Israel beschlagnahmt 20 Hilfsschiffe nach Gaza und verhaftet 175 Aktivisten

Israel beschlagnahmt Hilfsschiffe auf dem Weg nach Gaza in internationalen Gewässern
Israel hat heute, am Donnerstag, den 30. April 2026, humanitäre Hilfsschiffe, die sich in internationalen Gewässern nahe Griechenland auf dem Weg in den Gazastreifen befanden, beschlagnahmt. Dies geschah im Rahmen einer Flotte, die darauf abzielt, Hilfe zu leisten und die Blockade des Gebiets zu durchbrechen.
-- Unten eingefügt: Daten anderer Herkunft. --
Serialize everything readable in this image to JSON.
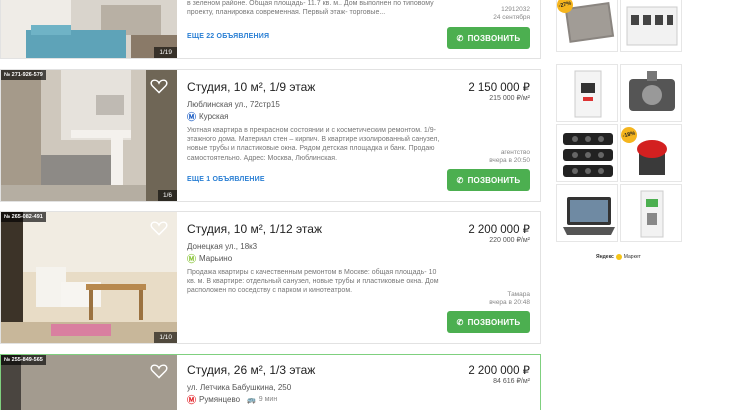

Laut einer Erklärung des israelischen Außenministeriums wurden während der Operation 175 Aktivisten, die sich an Bord von 20 Booten befanden, festgenommen.
Details der Beschlagnahme und Anzahl der Schiffe und Aktivisten
Offizielle Quellen bestätigten, dass die Beschlagnahme die Kontrolle über Schiffe der „Globalen Widerstandsflotte“ umfasste, die gestartet wurde, um humanitäre Hilfe nach Gaza zu bringen.
Die Operation fand in einem Seegebiet nahe der Insel Kreta statt, mehrere Hundert Meilen vom Gazastreifen entfernt, so die Angaben der Organisatoren.
Reaktion der Organisatoren der Globalen Widerstandsflotte und deren Beschreibung des Vorfalls
Die Organisatoren der Flotte erklärten, dass das, was passiert sei, „Piraterie und illegale Festnahme auf hoher See“ darstelle und betonten, dass die Schiffe in internationalen Gewässern beschlagnahmt wurden.
Sie fügten hinzu, dass dieses Verhalten _ihrem Ausdruck nach_ die fortwährende Straflosigkeit Israels in Bezug auf die Behinderung des Zugangs humanitärer Hilfe nach Gaza widerspiegele.
Die israelische Position und offizielle Erklärungen
Daniel Danon, Israels Botschafter bei den Vereinten Nationen, erklärte, dass die Flotte „vor dem Erreichen des israelischen Gebiets gestoppt wurde“ und betonte, dass die israelische Armee mit den Teilnehmern „professionell und entschlossen“ umgegangen sei. Er beschrieb sie als „eine Gruppe von Provokateuren, die Aufmerksamkeit erregen wollen“.
Hintergrund der Hilfsflotte und frühere Versuche, die Blockade zu durchbrechen
Die Flotte startete am 12. April aus der spanischen Stadt Barcelona im Rahmen einer Initiative, die darauf abzielt, die Blockade von Gaza durch den Versand humanitärer Hilfe zu durchbrechen.
Die Initiative „Globale Widerstandsflotte“ hatte im vergangenen Oktober einen früheren Versuch organisiert, der mit der Festnahme der schwedischen Aktivistin Greta Thunberg und mehr als 450 Teilnehmern endete, nachdem ihre Schiffe beschlagnahmt wurden.
Anhaltende Kontroversen über humanitäre Hilfe für den Gazastreifen
Israel bestreitet, weiterhin die Ankunft humanitärer Hilfe in den Gazastreifen zu verhindern, und betont, dass die Lieferungen normal verlaufen. Währenddessen bestätigen palästinensische und internationale Hilfsorganisationen, dass das Volumen der Hilfe nach wie vor unzureichend ist, um die Bedürfnisse von mehr als zwei Millionen Menschen im Gebiet zu decken, trotz der Waffenstillstandsvereinbarungen, die Versprechungen zur Erhöhung der humanitären Unterstützung beinhalteten.